# Weber Jumbo Joe



## Johnny Ray (Feb 27, 2021)

Hello All,
I use to have a PK Grill that I really liked for reverse searing steaks, burgers, dogs and such. For some unknown reason I decided to sell it (not too smart at times).
I have really missed been able to “easily” reserve sear a good steak.
After seeing all of the great post here about Weber Kettles I decided this was the direction to go.  With limited space and many other cookers already in my possession I decided to go with the Jumbo Joe verses the original Weber Kettle. I only cook for my wife and myself now so it is plenty big and perfect for taking with me when camping.
Tomorrow two nice thick reversed seared filets are on the menu.

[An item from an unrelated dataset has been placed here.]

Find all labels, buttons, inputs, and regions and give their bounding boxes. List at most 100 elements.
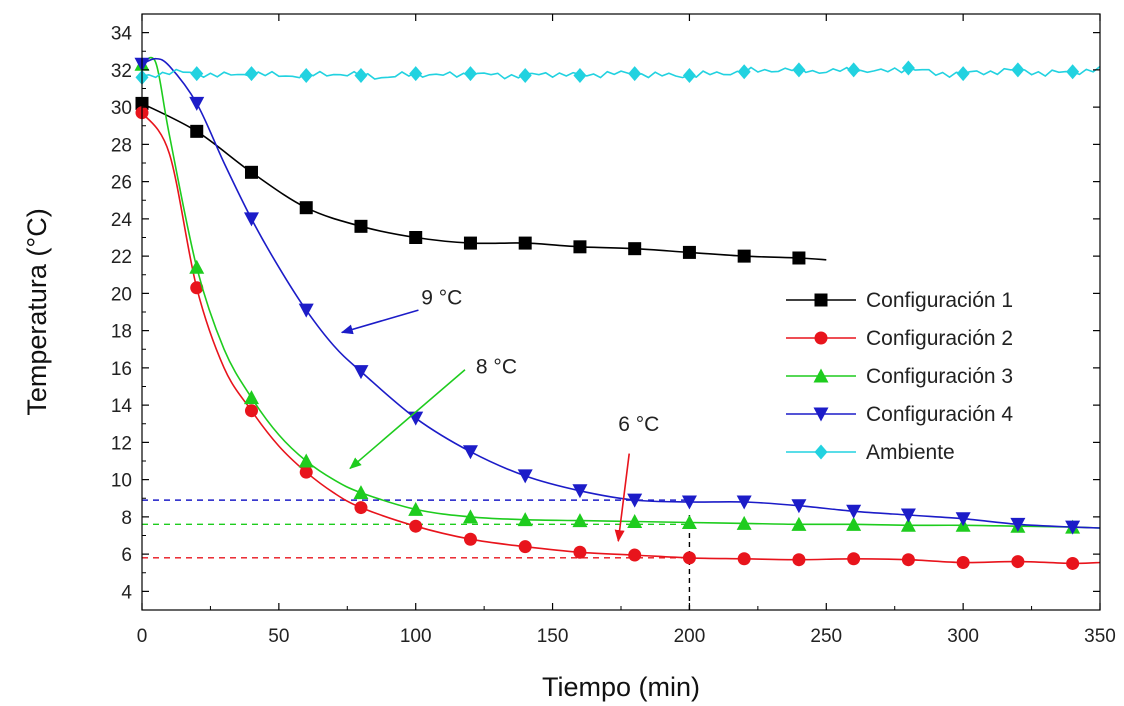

I’ll update tomorrow (if my steaks turn out ok).  
Take care,
Johnny Ray


----------



## Winterrider (Feb 27, 2021)

Should work like a champ !


----------



## yankee2bbq (Feb 27, 2021)

Nice little unit.


----------



## JLeonard (Feb 27, 2021)

Nice. Love my kettle.
Jim


----------



## thirdeye (Feb 27, 2021)

I 've been watching the Weber JJ .  Let us know how it cooks.  I have two of the little S. Joe and one has the tamale pot mod.


----------



## Johnny Ray (Feb 27, 2021)

thirdeye said:


> I 've been watching the Weber JJ .  Let us know how it cooks.  I have two of the little S. Joe and one has the tamale pot mod.
> 
> View attachment 487078


I really like the design. Bracket to lock the lid on for travel and a lid holder when checking on your cook. Nice little kettle for the money. 
I’ll keep you update as to how it’s cooks.
JR


----------



## Fueling Around (Feb 27, 2021)

Awaiting your comments.  I've been looking at the 18" for some time.
I don't know if it would work for me. Wife and I frequently have mixed grill  meals that require most of the 22" kettle grate.
 Walmart has a 22" Jumbo Joe.


----------



## tropics (Feb 28, 2021)

They are awesome little cookers. 
Richie


----------



## Johnny Ray (Feb 28, 2021)

Fueling Around said:


> Awaiting your comments.  I've been looking at the 18" for some time.
> I don't know if it would work for me. Wife and I frequently have mixed grill  meals that require most of the 22" kettle grate.
> Walmart has a 22" Jumbo Joe.


I to looked at and researched Weber kettles for a while before deciding on this one. I really like the compact size to grilling surface ratio. Those were the deciding factors for me.
I have a Rec Teq Bullseye pellet grill and gets used a lot. But nothing beats a reversed seared steak over charcoal in my opinion.
JR


----------



## Steve H (Feb 28, 2021)

I've had the smokey Joe for years. I'm interested in hearing your thoughts on this one.


----------